|Sniper Elite loses multiplayer servers, "Rebellion not consulted" over decision|
|Posted: 10.12.2012 14:55 by Simon Priest||Comments: 17|
Developer Rebellion confirms that Sniper Elite's multiplayer servers through Gamespy are no longer running, but not by a decision reached themselves. GLU Mobile pulled the plug 'without consultation'.
The studio had been paying the third-party so Sniper Elite fans could "play online for free," which they've been doing for the past seven years. GLU have targeted other older titles too, like SWAT 4.
Star Wars: Battlefront, the first two Neverwinter Nights titles and Microsoft's Flight Simulator X have all lost their place on Gamespy's servers, now owned by GLU Mobile.
"A few weeks ago, the online multiplayer servers for Sniper Elite were suddenly switched off by Glu, the third-party service we had been paying to maintain them," said Rebellion in a statement. "For the past seven years we have run these servers at a cost to ourselves so that fans of Sniper Elite could continue to play online for free."
"This decision by Glu was not taken in consultation with us and was beyond our control."

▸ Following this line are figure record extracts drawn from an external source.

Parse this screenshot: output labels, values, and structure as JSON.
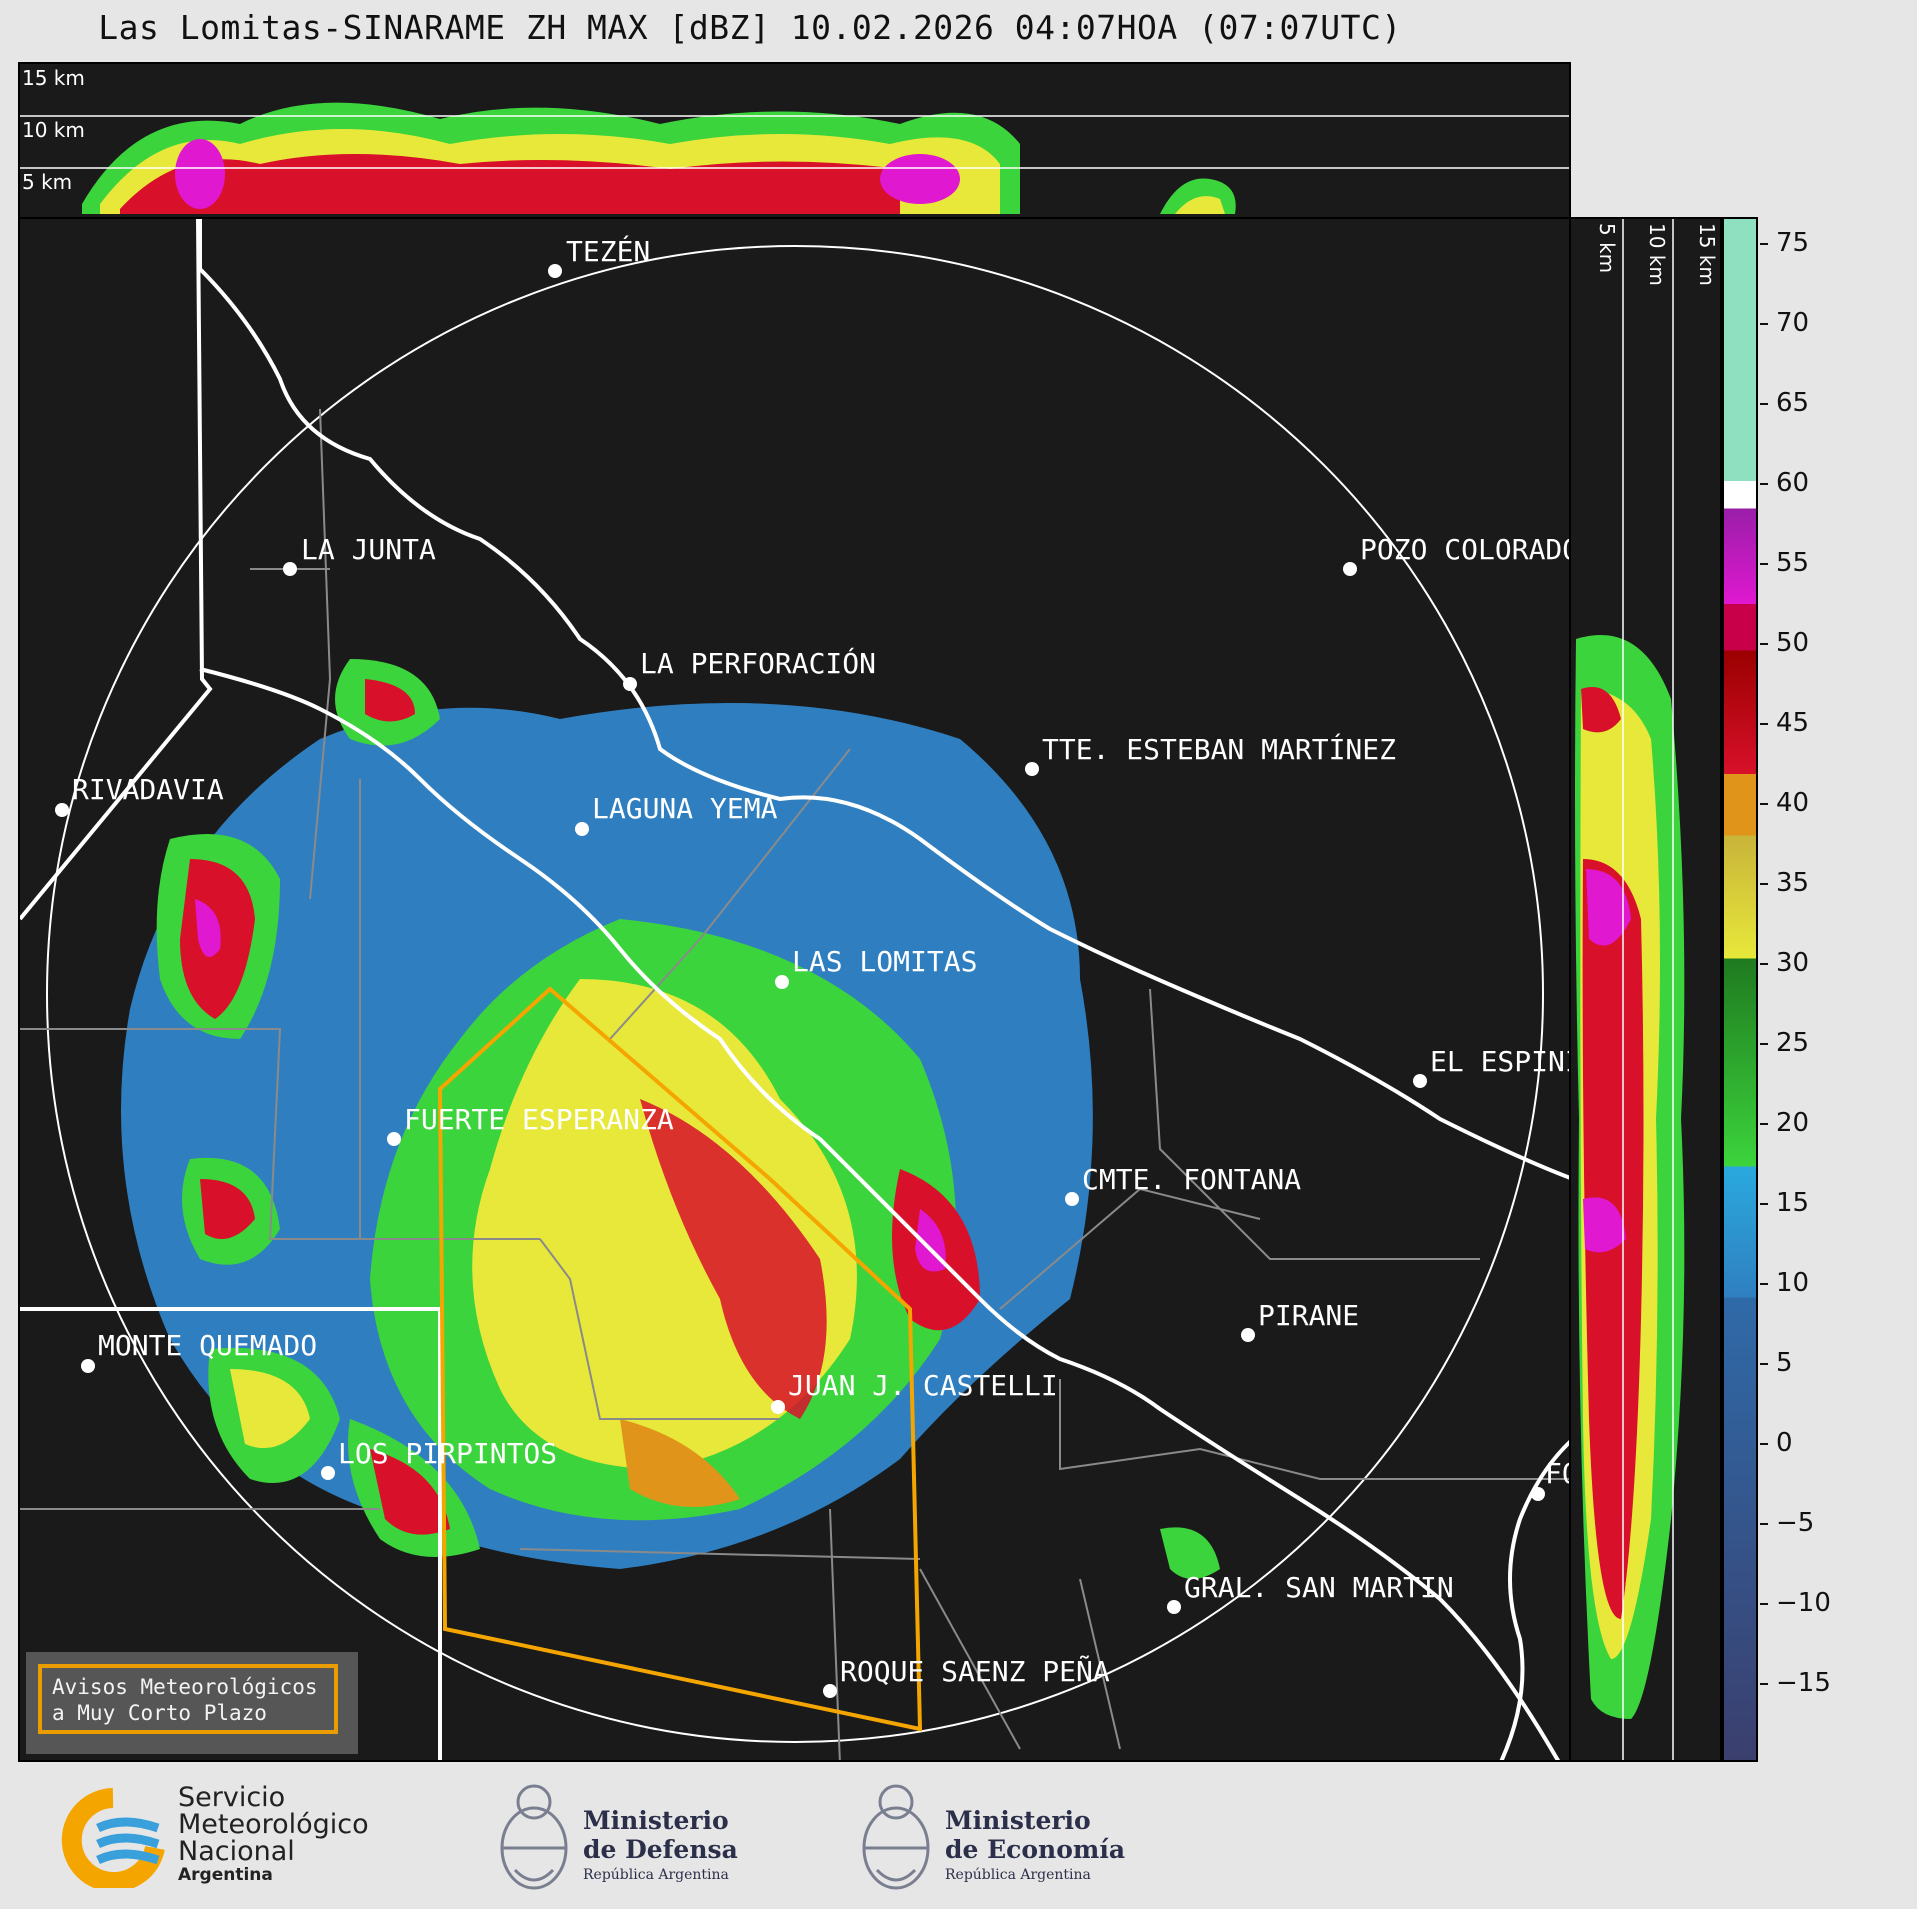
{
  "title": "Las Lomitas-SINARAME ZH MAX [dBZ] 10.02.2026 04:07HOA (07:07UTC)",
  "height_labels": [
    "15 km",
    "10 km",
    "5 km"
  ],
  "side_height_labels": [
    "5 km",
    "10 km",
    "15 km"
  ],
  "localities": [
    {
      "name": "TEZÉN"
    },
    {
      "name": "LA JUNTA"
    },
    {
      "name": "POZO COLORADO"
    },
    {
      "name": "LA PERFORACIÓN"
    },
    {
      "name": "TTE. ESTEBAN MARTÍNEZ"
    },
    {
      "name": "RIVADAVIA"
    },
    {
      "name": "LAGUNA YEMA"
    },
    {
      "name": "LAS LOMITAS"
    },
    {
      "name": "EL ESPINILLO"
    },
    {
      "name": "FUERTE ESPERANZA"
    },
    {
      "name": "CMTE. FONTANA"
    },
    {
      "name": "PIRANE"
    },
    {
      "name": "MONTE QUEMADO"
    },
    {
      "name": "JUAN J. CASTELLI"
    },
    {
      "name": "LOS PIRPINTOS"
    },
    {
      "name": "GRAL. SAN MARTIN"
    },
    {
      "name": "ROQUE SAENZ PEÑA"
    },
    {
      "name": "FORMOSA"
    }
  ],
  "colorbar": {
    "unit": "dBZ",
    "ticks": [
      "75",
      "70",
      "65",
      "60",
      "55",
      "50",
      "45",
      "40",
      "35",
      "30",
      "25",
      "20",
      "15",
      "10",
      "5",
      "0",
      "−5",
      "−10",
      "−15"
    ],
    "colors": {
      "low": "#3a3f6e",
      "blue": "#2f7fc0",
      "cyan": "#2aa9de",
      "green": "#3cd43c",
      "darkgreen": "#1f7a1f",
      "yellow": "#e8e83a",
      "orange": "#e0951a",
      "red": "#d8102a",
      "darkred": "#9a0000",
      "magenta": "#e018d0",
      "purple": "#9a1ea8",
      "white": "#ffffff",
      "mint": "#8fe0c0"
    }
  },
  "warning_box": {
    "line1": "Avisos Meteorológicos",
    "line2": "a Muy Corto Plazo",
    "color": "#f5a500"
  },
  "logos": {
    "smn": {
      "line1": "Servicio",
      "line2": "Meteorológico",
      "line3": "Nacional",
      "line4": "Argentina"
    },
    "defensa": {
      "line1": "Ministerio",
      "line2": "de Defensa",
      "line3": "República Argentina"
    },
    "economia": {
      "line1": "Ministerio",
      "line2": "de Economía",
      "line3": "República Argentina"
    }
  }
}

The studio has tried to get the servers back up and running by the rates have skyrocketed compared to what they had been paying. As an independent outfit they simply can't afford to keep the Sniper Elite online service going.
"We have been talking to them since to try and get the servers turned back on. We have been informed that in order to do so would cost us tens of thousands of pounds a year—far in excess of how much we were paying previously."
"We also do not have the option to take the multiplayer to a different provider. Because the game relies on Glu and Gamespy's middleware, the entire multiplayer aspect of the game would have to be redeveloped by us, again, at the cost of many tens of thousands of pounds," continued Rebellion.
"While we are not happy about the situation, as an independent developer we simply do not have the resources to pay the massive costs of new servers along with redeveloping a seven-year-old game."
The reason for the upset is, that while not many would have been still playing the games online, there could have been a warning to the loyal few who remained instead of such an abrupt end.